5. Experimental results
5.1. Ablation experiment
5.1.1. Ablation of FFCM and REEM.
To evaluate the individual and combined effects of FFCM and REEM, an ablation experiment was conducted on the GYU-DET-Crack test set. As shown in Table 2, FFCM and REEM contribute to YOLO11-FR in different ways. When FFCM is introduced alone, recall increases from 38.1% to 42.1%, and F1-score increases from 41.3% to 43.3%. Meanwhile, mAP50-95 increases from 18.4% to 18.8%, although precision and mAP50 show slight decreases. This indicates that FFCM improves the detection sensitivity of YOLO11n and provides a certain localization benefit under stricter IoU evaluation, but its effect is not uniformly reflected in all metrics when used as a single module.
Compared with FFCM, REEM provides a stronger single-module improvement. YOLO11n + REEM improves precision by 3.0 percentage points, recall by 6.0 percentage points, F1-score by 4.8 percentage points, mAP50 by 3.3 percentage points, and mAP50-95 by 3.2 percentage points compared with YOLO11n. These results show that residual edge enhancement is highly effective for bridge crack detection, where boundary continuity and edge responses are critical for accurate localization.

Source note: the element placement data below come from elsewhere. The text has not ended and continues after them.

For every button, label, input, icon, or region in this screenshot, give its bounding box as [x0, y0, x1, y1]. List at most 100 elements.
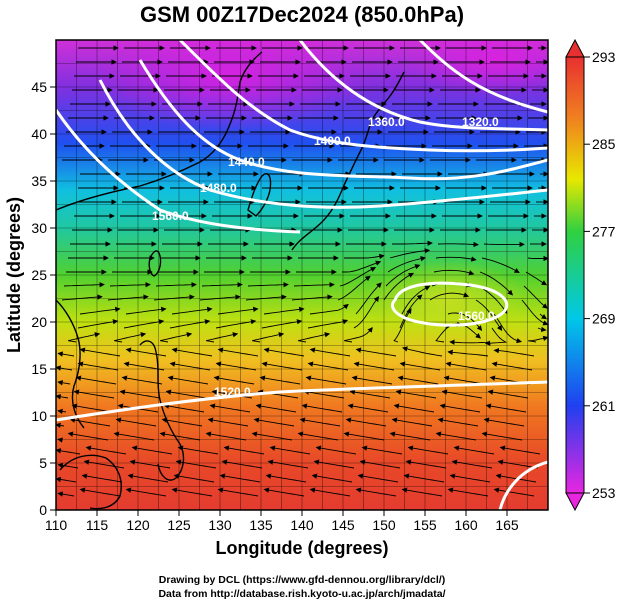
streamline: [297, 431, 339, 441]
coastlines: [56, 51, 405, 510]
streamline: [245, 294, 287, 301]
contour-label-1560: 1560.0: [458, 309, 495, 323]
streamline: [449, 473, 491, 483]
colorbar-tick-label: 253: [592, 485, 616, 501]
streamline: [57, 462, 79, 469]
colorbar-tick-label: 293: [592, 49, 616, 65]
contour-1400: [178, 40, 548, 153]
y-tick-label: 5: [39, 455, 47, 471]
streamline: [267, 459, 309, 469]
y-tick-label: 45: [31, 79, 47, 95]
height-contours: [56, 40, 548, 510]
streamline: [389, 248, 431, 259]
streamline: [291, 294, 333, 301]
streamline: [159, 332, 193, 343]
contour-1520-north: [56, 109, 301, 234]
figure-title: GSM 00Z17Dec2024 (850.0hPa): [140, 2, 464, 27]
streamline: [385, 264, 421, 287]
streamline: [349, 389, 391, 399]
streamline: [71, 403, 113, 413]
streamline: [205, 431, 247, 441]
contour-label-1440: 1440.0: [228, 155, 265, 169]
x-tick-label: 150: [372, 517, 396, 533]
cold-anomaly-east: [405, 40, 548, 95]
streamline: [311, 473, 353, 483]
streamline: [437, 241, 479, 248]
streamline: [57, 408, 67, 415]
streamline: [255, 403, 297, 413]
streamline: [305, 375, 347, 385]
streamline: [165, 389, 207, 399]
streamline: [389, 431, 431, 441]
contour-labels: 1320.0 1360.0 1400.0 1440.0 1480.0 1520.…: [152, 115, 499, 399]
streamline: [493, 487, 535, 497]
streamline: [297, 332, 331, 343]
coastline-borneo: [59, 454, 122, 510]
streamline: [497, 459, 539, 469]
streamline: [173, 473, 215, 483]
streamline: [161, 417, 203, 427]
contour-1520-south: [56, 380, 548, 422]
streamline: [171, 487, 213, 497]
x-tick-label: 145: [331, 517, 355, 533]
streamline: [56, 365, 73, 371]
streamline: [453, 445, 495, 455]
streamline: [109, 282, 151, 288]
streamline: [307, 361, 349, 371]
streamline: [167, 375, 209, 385]
streamline: [355, 347, 397, 357]
streamline: [251, 332, 285, 343]
contour-label-1400: 1400.0: [314, 134, 351, 148]
streamline: [77, 361, 119, 371]
streamline: [83, 459, 125, 469]
streamline: [309, 347, 351, 357]
coastline-korea: [247, 173, 272, 217]
streamline: [69, 417, 111, 427]
streamline: [483, 417, 525, 427]
streamline: [159, 431, 201, 441]
streamline: [61, 294, 103, 301]
streamline: [301, 403, 343, 413]
streamline: [481, 257, 520, 274]
streamline: [401, 285, 431, 315]
streamline: [73, 389, 115, 399]
cold-anomaly: [90, 40, 370, 130]
streamline: [339, 267, 377, 287]
streamline: [163, 403, 205, 413]
streamline: [207, 417, 249, 427]
streamline: [403, 473, 445, 483]
streamline: [269, 445, 311, 455]
streamline: [361, 445, 403, 455]
streamline: [441, 389, 483, 399]
streamline: [313, 459, 355, 469]
contour-label-1360: 1360.0: [368, 115, 405, 129]
streamline: [521, 299, 548, 326]
y-axis-label: Latitude (degrees): [4, 197, 24, 353]
streamline: [447, 487, 489, 497]
streamline: [451, 459, 493, 469]
streamline: [393, 308, 412, 343]
streamline: [355, 282, 382, 315]
streamline: [259, 375, 301, 385]
streamline: [393, 403, 435, 413]
x-tick-label: 165: [495, 517, 519, 533]
streamline: [523, 285, 548, 309]
contour-label-1560-west: 1560.0: [152, 209, 189, 223]
x-tick-label: 155: [413, 517, 437, 533]
streamline: [251, 431, 293, 441]
streamline: [127, 473, 169, 483]
colorbar: 253 261 269 277 285 293: [565, 38, 616, 512]
streamline: [56, 476, 77, 483]
x-tick-label: 110: [45, 517, 68, 533]
streamline: [153, 294, 195, 301]
streamline: [539, 313, 548, 320]
streamline: [57, 437, 64, 443]
streamline: [57, 380, 71, 386]
credit-drawing: Drawing by DCL (https://www.gfd-dennou.o…: [159, 574, 445, 586]
x-axis-label: Longitude (degrees): [215, 538, 388, 558]
streamline: [347, 403, 389, 413]
streamline: [247, 282, 289, 288]
colorbar-max-arrow: [565, 38, 585, 58]
streamline: [119, 389, 161, 399]
streamline: [263, 487, 305, 497]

When FFCM and REEM are combined, YOLO11-FR achieves the best mAP50 and mAP50-95 among the four variants. Compared with YOLO11n + REEM, YOLO11-FR further improves mAP50-95 from 21.6% to 22.1%, indicating that the Fourier-domain refinement introduced by FFCM provides complementary localization-oriented information to the edge-enhanced features generated by REEM. Although precision, recall, and F1-score are slightly lower than those of YOLO11n + REEM, the complete model obtains the highest AP-based detection accuracy, especially under stricter localization criteria.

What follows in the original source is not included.